Но если я только смотрел, то Леха действовал. Вообще я всегда был скромным в отношении женщин и теперь понимаю, что зря. Леха же запросто подходил к понравившейся ему особе и говорил:

– Привет! Пойдем потрахаемся.

«А что, – рассуждал он, – опыт показывает, что девять из десяти посылают, а десятая дает. А тут их вон сколько». Не зря, видимо, окончил он физико-математическую школу: теперь приемы арифметики и математического анализа применял на практике, причем весьма успешно. Методом проб и ошибок он подыскивал себе подругу на ближайшее время. И часто находил.
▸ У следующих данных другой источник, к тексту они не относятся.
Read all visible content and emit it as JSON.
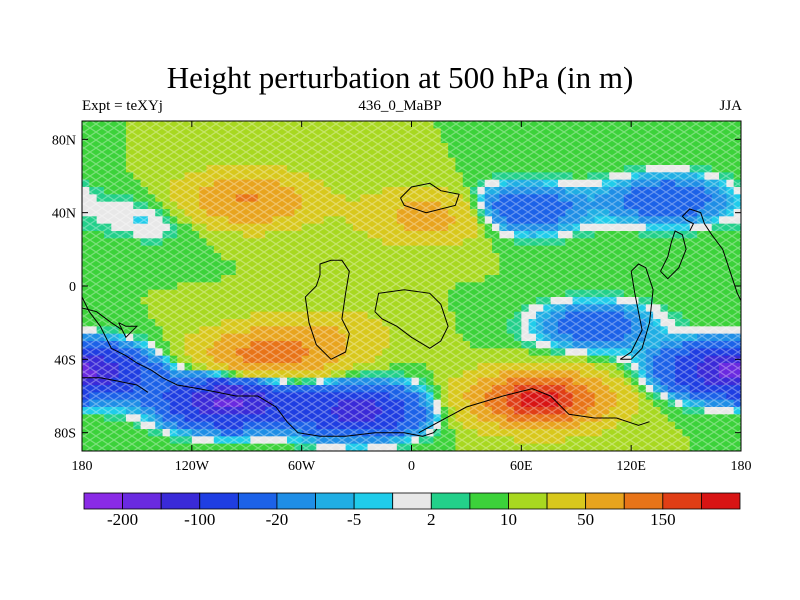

Для будущего же, то есть для семейной жизни, мечтал он о скромной девственнице, которая бы устроила уют в доме, родила детей и посвятила себя целиком и полностью хранению домашнего очага. И, что удивительно (а может быть, и нет), так и вышло: он женился именно на такой девушке, родились у них дети, и жили они с женой мирно и счастливо. Но это было потом, спустя годы…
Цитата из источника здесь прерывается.